If you are looking for more peak power, and it looks like things will respond well to retarding the cam more, that does a few things. Retarding the intake cam will move the power to the right, and if sufficiently retarded, will allow for more vanos travel as well. Keep in mind that the more you retard it, and just letting vanos advance more as a result, just helps not lose as much in the RPM’s where vanos is advanced. It won’t gain anything there. If you reach a point where retarding the intake cam more will  either a) lose more down low than it will ever make up for up top or b) move the target peak to an RPM that isn’t feasible. at that point, advancing it again is better.

Tune wise, we can set one with vanos advanced to redline (though be careful with this and any possible valve float, as if it was close, this can result in valve contact. might be worth lifting before redline on the first run.) we can then set one to not advance the vanos at all. We can do this with timing flat in both cases, so we see purely mechanical results of the change.
Another approach is to tune with vanos retarded for all of the cam timing and base tuning/adjustments. From there, when power in the target range is optimized, add vanos back into the mix. You have options there too. See if you can get full vanos advance and let it help with the low RPM, but knowing it might have to be turned off early for safety, and result in a dip in the midrange. Option 2 is to pick that second peak, and probably put it as close as possible to the most used RPM range. (i.e. it’ll do less in the midrange, but you can leave it on longer.)
If we know the target RPM range used (RPM histogram from the usual tracks in normal conditions) we can help make the most total power in the most used RPM range. That is what makes the car the fastest, even if the peak number isn’t the highest.

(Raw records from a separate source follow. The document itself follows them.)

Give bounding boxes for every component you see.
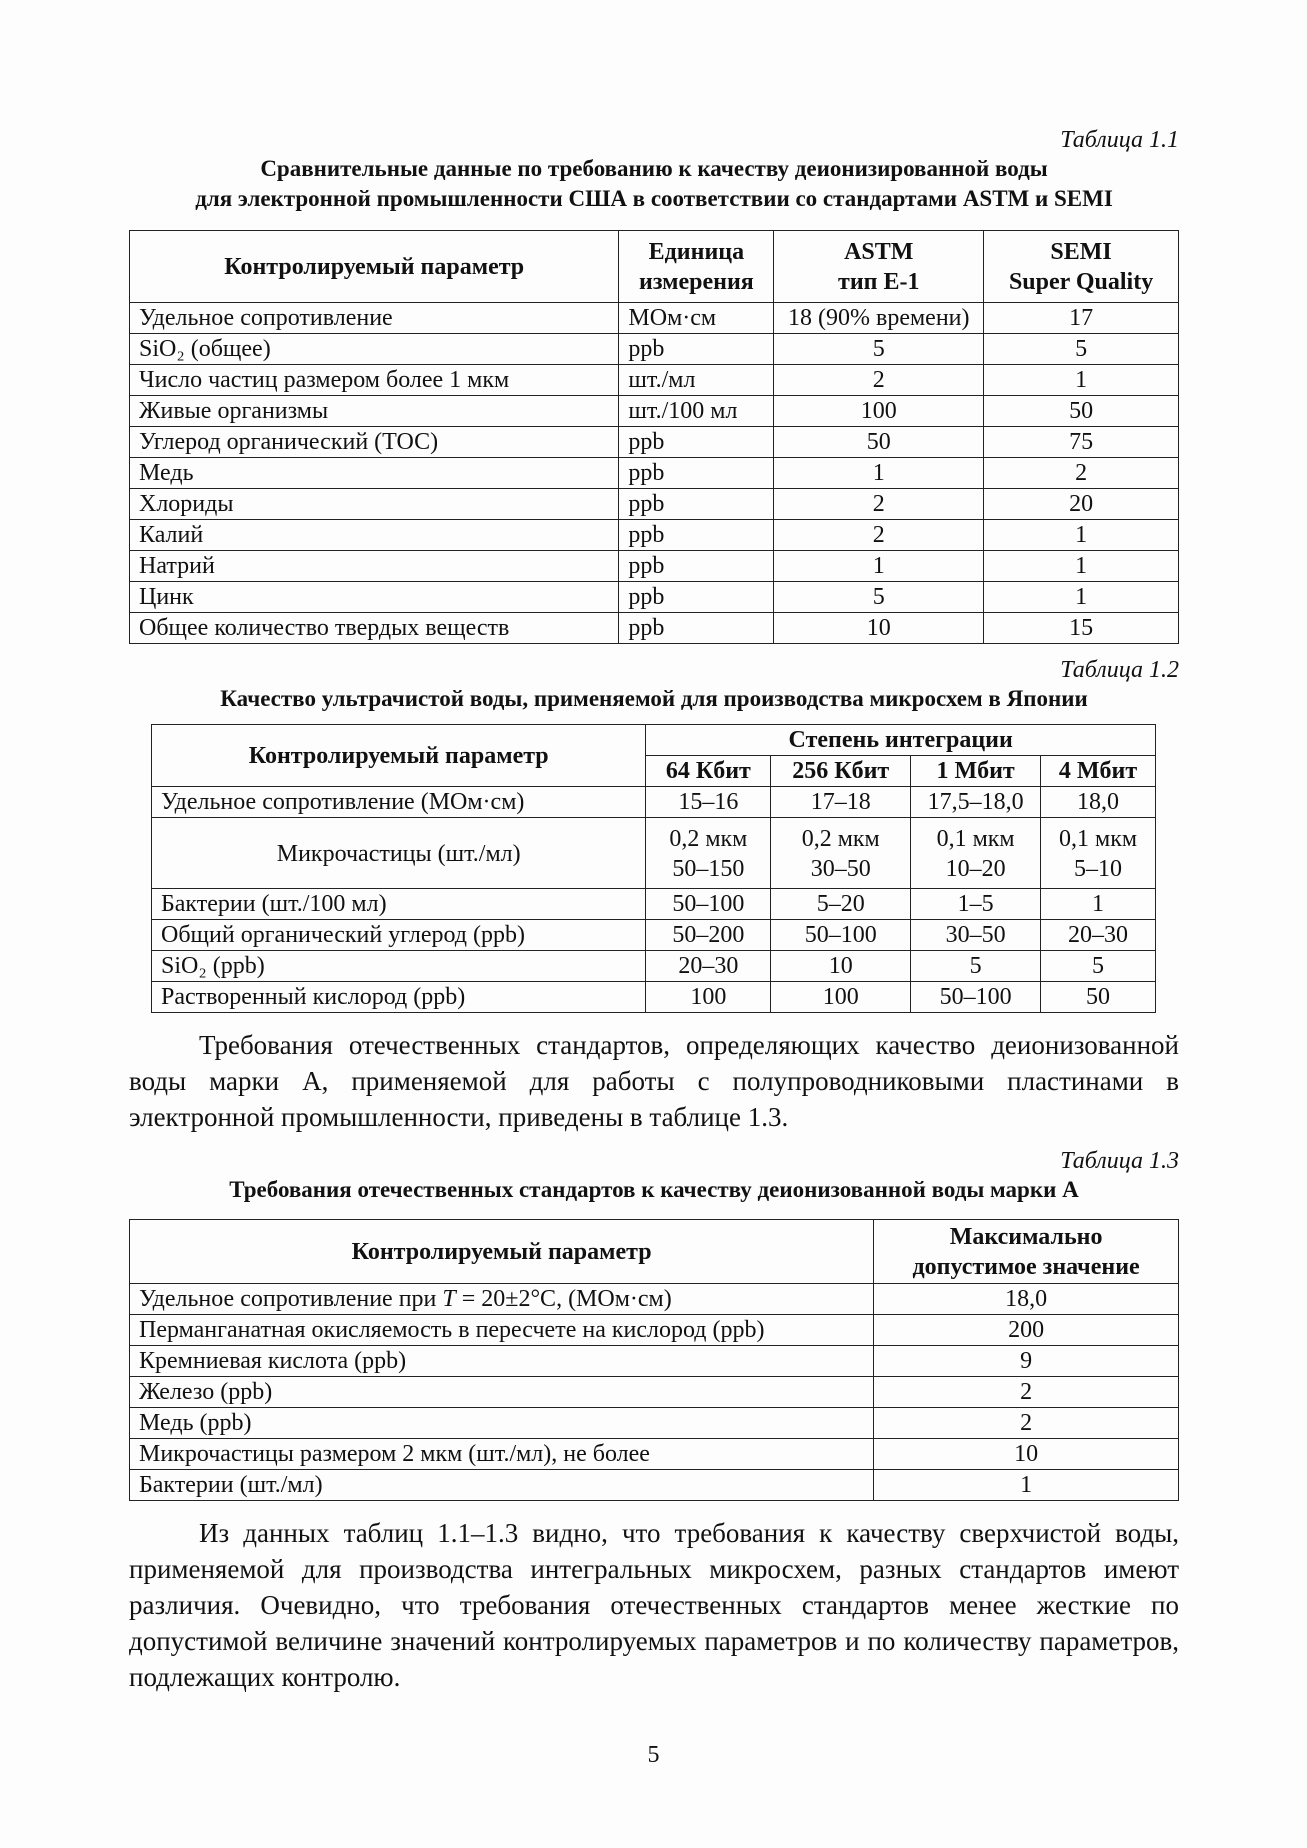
table-row [152, 787, 1156, 818]
cell-param: Микрочастицы (шт./мл) [152, 818, 646, 889]
cell-astm: 100 [774, 396, 984, 427]
cell-param: Микрочастицы размером 2 мкм (шт./мл), не более [130, 1439, 874, 1470]
table-row [130, 613, 1179, 644]
cell-semi: 1 [984, 582, 1179, 613]
table-row [130, 365, 1179, 396]
cell-value: 50–100 [911, 982, 1041, 1013]
cell-param: Калий [130, 520, 619, 551]
cell-astm: 1 [774, 551, 984, 582]
table-row [130, 520, 1179, 551]
cell-value: 0,1 мкм 5–10 [1041, 818, 1156, 889]
table-row [152, 818, 1156, 889]
cell-astm: 50 [774, 427, 984, 458]
header-param: Контролируемый параметр [130, 231, 619, 303]
cell-value: 1 [874, 1470, 1179, 1501]
table-row [130, 1408, 1179, 1439]
cell-unit: шт./мл [619, 365, 774, 396]
cell-semi: 2 [984, 458, 1179, 489]
cell-value: 50–100 [771, 920, 911, 951]
cell-value: 2 [874, 1408, 1179, 1439]
table-1-1 [129, 230, 1179, 644]
cell-astm: 2 [774, 489, 984, 520]
cell-astm: 2 [774, 365, 984, 396]
cell-param: Бактерии (шт./мл) [130, 1470, 874, 1501]
cell-unit: ppb [619, 613, 774, 644]
cell-value: 0,2 мкм 30–50 [771, 818, 911, 889]
table-row [152, 889, 1156, 920]
cell-semi: 1 [984, 365, 1179, 396]
header-param: Контролируемый параметр [130, 1220, 874, 1284]
cell-param: Удельное сопротивление при T = 20±2°С, (МОм·см) [130, 1284, 874, 1315]
cell-value: 0,1 мкм 10–20 [911, 818, 1041, 889]
paragraph-1: Требования отечественных стандартов, определяющих качество деионизованной воды марки А, применяемой для работы с полупроводниковыми пластинами в электронной промышленности, приведены в таблице 1.3. [129, 1030, 1179, 1132]
cell-value: 9 [874, 1346, 1179, 1377]
table-row [130, 551, 1179, 582]
cell-value: 17–18 [771, 787, 911, 818]
cell-value: 20–30 [646, 951, 771, 982]
cell-astm: 1 [774, 458, 984, 489]
header-semi: SEMI Super Quality [984, 231, 1179, 303]
cell-semi: 1 [984, 551, 1179, 582]
cell-semi: 5 [984, 334, 1179, 365]
table-1-1-title-line2: для электронной промышленности США в соответствии со стандартами ASTM и SEMI [195, 186, 1113, 211]
cell-param: SiO₂ (общее) [130, 334, 619, 365]
cell-value: 200 [874, 1315, 1179, 1346]
header-64kbit: 64 Кбит [646, 756, 771, 787]
table-1-1-header [130, 231, 1179, 303]
cell-unit: ppb [619, 520, 774, 551]
table-1-3-label: Таблица 1.3 [1060, 1148, 1179, 1174]
cell-param: Число частиц размером более 1 мкм [130, 365, 619, 396]
table-row [130, 1377, 1179, 1408]
cell-astm: 10 [774, 613, 984, 644]
cell-param: Живые организмы [130, 396, 619, 427]
table-row [152, 982, 1156, 1013]
cell-value: 18,0 [1041, 787, 1156, 818]
cell-value: 15–16 [646, 787, 771, 818]
cell-value: 30–50 [911, 920, 1041, 951]
cell-astm: 5 [774, 582, 984, 613]
cell-semi: 15 [984, 613, 1179, 644]
table-row [152, 951, 1156, 982]
cell-param: Общее количество твердых веществ [130, 613, 619, 644]
header-4mbit: 4 Мбит [1041, 756, 1156, 787]
cell-param: Хлориды [130, 489, 619, 520]
cell-unit: ppb [619, 489, 774, 520]
cell-astm: 2 [774, 520, 984, 551]
table-1-1-label: Таблица 1.1 [1060, 127, 1179, 153]
table-1-2-label: Таблица 1.2 [1060, 657, 1179, 683]
table-row [130, 303, 1179, 334]
cell-semi: 75 [984, 427, 1179, 458]
table-row [130, 396, 1179, 427]
header-astm: ASTM тип Е-1 [774, 231, 984, 303]
table-row [130, 1284, 1179, 1315]
cell-value: 10 [874, 1439, 1179, 1470]
table-row [130, 1439, 1179, 1470]
cell-value: 100 [771, 982, 911, 1013]
paragraph-2: Из данных таблиц 1.1–1.3 видно, что требования к качеству сверхчистой воды, применяемой для производства интегральных микросхем, разных стандартов имеют различия. Очевидно, что требования отечественных стандартов менее жесткие по допустимой величине значений контролируемых параметров и по количеству параметров, подлежащих контролю. [129, 1518, 1179, 1692]
cell-unit: шт./100 мл [619, 396, 774, 427]
cell-value: 0,2 мкм 50–150 [646, 818, 771, 889]
cell-value: 1–5 [911, 889, 1041, 920]
table-row [130, 582, 1179, 613]
cell-param: Железо (ppb) [130, 1377, 874, 1408]
cell-semi: 50 [984, 396, 1179, 427]
cell-param: Натрий [130, 551, 619, 582]
cell-value: 50–200 [646, 920, 771, 951]
cell-param: Цинк [130, 582, 619, 613]
header-unit: Единица измерения [619, 231, 774, 303]
cell-param: Удельное сопротивление [130, 303, 619, 334]
header-integration-degree: Степень интеграции [646, 725, 1156, 756]
cell-unit: МОм·см [619, 303, 774, 334]
cell-param: Кремниевая кислота (ppb) [130, 1346, 874, 1377]
header-param: Контролируемый параметр [152, 725, 646, 787]
cell-param: Медь [130, 458, 619, 489]
cell-unit: ppb [619, 582, 774, 613]
table-row [130, 427, 1179, 458]
cell-value: 50 [1041, 982, 1156, 1013]
cell-value: 18,0 [874, 1284, 1179, 1315]
cell-astm: 5 [774, 334, 984, 365]
cell-semi: 1 [984, 520, 1179, 551]
table-row [152, 920, 1156, 951]
cell-value: 2 [874, 1377, 1179, 1408]
cell-unit: ppb [619, 551, 774, 582]
cell-param: Перманганатная окисляемость в пересчете на кислород (ppb) [130, 1315, 874, 1346]
cell-param: Медь (ppb) [130, 1408, 874, 1439]
table-row [130, 1470, 1179, 1501]
cell-semi: 17 [984, 303, 1179, 334]
page-content [129, 126, 1179, 1695]
cell-value: 5 [1041, 951, 1156, 982]
table-1-2 [151, 724, 1156, 1013]
table-row [130, 458, 1179, 489]
cell-param: Бактерии (шт./100 мл) [152, 889, 646, 920]
cell-value: 5 [911, 951, 1041, 982]
cell-param: Растворенный кислород (ppb) [152, 982, 646, 1013]
table-1-2-title: Качество ультрачистой воды, применяемой для производства микросхем в Японии [220, 686, 1088, 711]
table-row [130, 1346, 1179, 1377]
header-256kbit: 256 Кбит [771, 756, 911, 787]
cell-value: 100 [646, 982, 771, 1013]
cell-value: 10 [771, 951, 911, 982]
table-1-3-title: Требования отечественных стандартов к качеству деионизованной воды марки А [229, 1177, 1079, 1202]
cell-astm: 18 (90% времени) [774, 303, 984, 334]
header-1mbit: 1 Мбит [911, 756, 1041, 787]
cell-param: SiO₂ (ppb) [152, 951, 646, 982]
table-row [130, 489, 1179, 520]
header-max-value: Максимально допустимое значение [874, 1220, 1179, 1284]
cell-semi: 20 [984, 489, 1179, 520]
cell-param: Общий органический углерод (ppb) [152, 920, 646, 951]
cell-unit: ppb [619, 458, 774, 489]
cell-value: 17,5–18,0 [911, 787, 1041, 818]
page-number: 5 [647, 1742, 660, 1768]
table-row [130, 1315, 1179, 1346]
cell-param: Углерод органический (ТОС) [130, 427, 619, 458]
cell-value: 5–20 [771, 889, 911, 920]
cell-value: 20–30 [1041, 920, 1156, 951]
table-1-1-title-line1: Сравнительные данные по требованию к качеству деионизированной воды [260, 156, 1048, 181]
cell-param: Удельное сопротивление (МОм·см) [152, 787, 646, 818]
cell-unit: ppb [619, 334, 774, 365]
cell-unit: ppb [619, 427, 774, 458]
table-row [130, 334, 1179, 365]
cell-value: 50–100 [646, 889, 771, 920]
cell-value: 1 [1041, 889, 1156, 920]
table-1-3 [129, 1219, 1179, 1501]
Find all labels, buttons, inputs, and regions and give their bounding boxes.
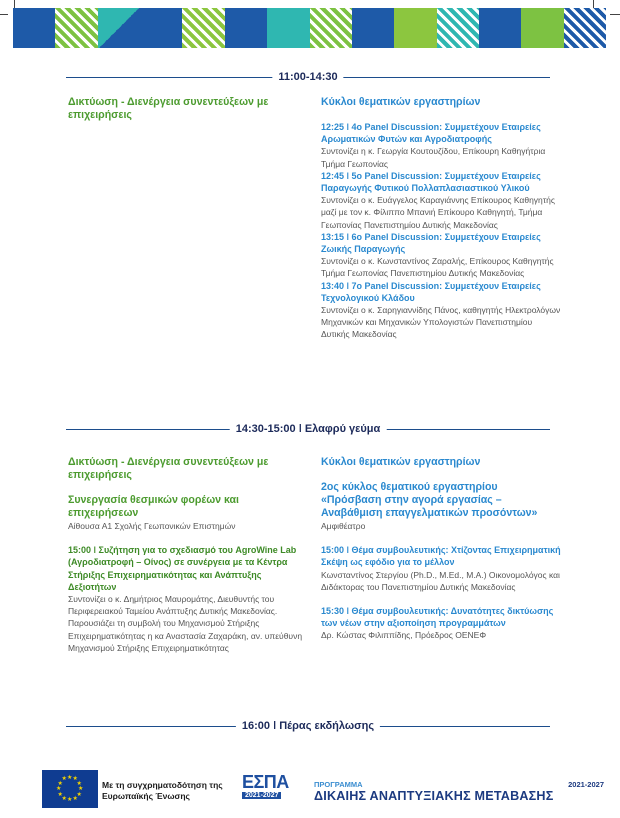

VANOS is a tool. It is used to advance the intake cam. When it advances is controlled by the ECU. How far it advances is mechanically defined by either a shim in the VANOS unit, or by other mechanical means. Each cam position (retarded and advanced) will have its own torque peak RPM. The distance between those RPM’s will be a function of the total cam advance angle possible. Thus, it is possible to have two peaks only a few hundred RPM apart, or a couple thousand RPM apart.